While Johnny's injury is being examined at the hospital, Pat tries to locate their mutual friend Rick Gavery, a hard-drinking sports reporter who is pals with Johnny but hopelessly in love with Pat. Pat finds Rick in jail, where he ends up after his ritual steam blowing-off one-night benders. When Johnny's doctor tells him that his hand has taken a beating over his 75 fight career and is now vulnerable to permanent injury, Johnny asks him to keep his prognosis a secret. After telling Pat and some reporters that his hand is merely bruised, Johnny returns to his training camp for two weeks of rest and recuperation. A short time later, he receives word that his trouble-prone cousin Luis is in jail again and needs bail money.

Believing that his injury may end his boxing career at any moment, Johnny agrees to covert is non-title bout to a title bout, in order to boost its lagging gate - which will considerably increase his share as well as Sean's. His real intention, though, is to jilt Sean and sign a lucrative contract with Goff, who has promised Johnny guaranteed income for boostering Goff's fights after his retirement.

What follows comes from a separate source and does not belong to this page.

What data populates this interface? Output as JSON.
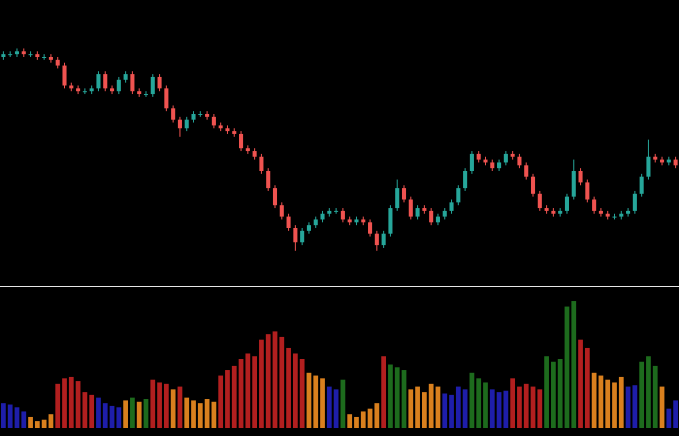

Johnny takes Rick to visit his mother, but soon after they arrive, Johnny insists his younger sister Marina must stop dating her boyfriend Bob because he is a "gringo" whom Johnny has convinced himself is only interested in her because she is the sister of a famous fighter. When Rick accuses Johnny of harboring prejudice against Whites, Johnny sends him away with an insult.

Later, Pat, expecting a marriage proposal from Johnny, is disappointed when Johnny tells her that he has decided to sign with Goff. Sean dies a short time later, and Pat accuses Johnny of killing her father with his act of betrayal. Realizing that he has nearly lost Pat's love and Rick's friendship, Johnny opts to leave boxing forever by purposely losing a title match. Pat and Johnny reconcile and look forward to a happy future together.

==Cast==
- June Allyson as Pat O'Malley
- Dick Powell as Rick Garvey
- Ricardo Montalbán as Johnny Monterez (credited as Ricardo Montalban)
- Lionel Barrymore as Sean O'Malley
- Teresa Celli as Marina Monterez
- Barry Kelley as Allan Goff
- Tom Powers as Tom Balford
- Mimi Aguglia as Mom Monterez
- Marianne Stewart as Audrey
- John Gallaudet as Phil Tripp
- Wally Maher as First Reporter
- Larry Keating as Second Reporter
- Kenneth Tobey as Ken, the Third Reporter
- Bert Davidson as Fourth Reporter
- Marilyn Monroe as Dusky Ledoux (uncredited)
- Robert Osterloh as Totem, Heldon's Manager (uncredited)
- John Maxwell as Walker (uncredited)

==Music==
The film's dramatic score was composed by David Raksin and conducted by Raksin and Johnny Green. Raksin's score consists only of music for the main and end titles, and one short piece in the first reel.

Raksin's music was issued on CD in 2009 by Film Score Monthly.

==Reception==
In a contemporary review for The New York Times, critic Thomas M. Pryor wrote:Now it isn't often that you find a cinematic slugfest that gives off sparks of social conscience, but if "Right Cross" is the best that Metro can do in this regard, then let's hope that they don't attempt such pretentious embroidering of an elemental plot in the future. ... [W]e have no doubt about "Right Cross" being a lightweight entry in the pugilistic sweepstakes. This is a picture with a lot of talk, cloyingly cute romantics and only a few rounds of fast, rough ring action.According to MGM records, the film cost $873,000 and earned $955,000 in the U.S. and Canada and $347,000 elsewhere, resulting in a $64,000 loss for the studio.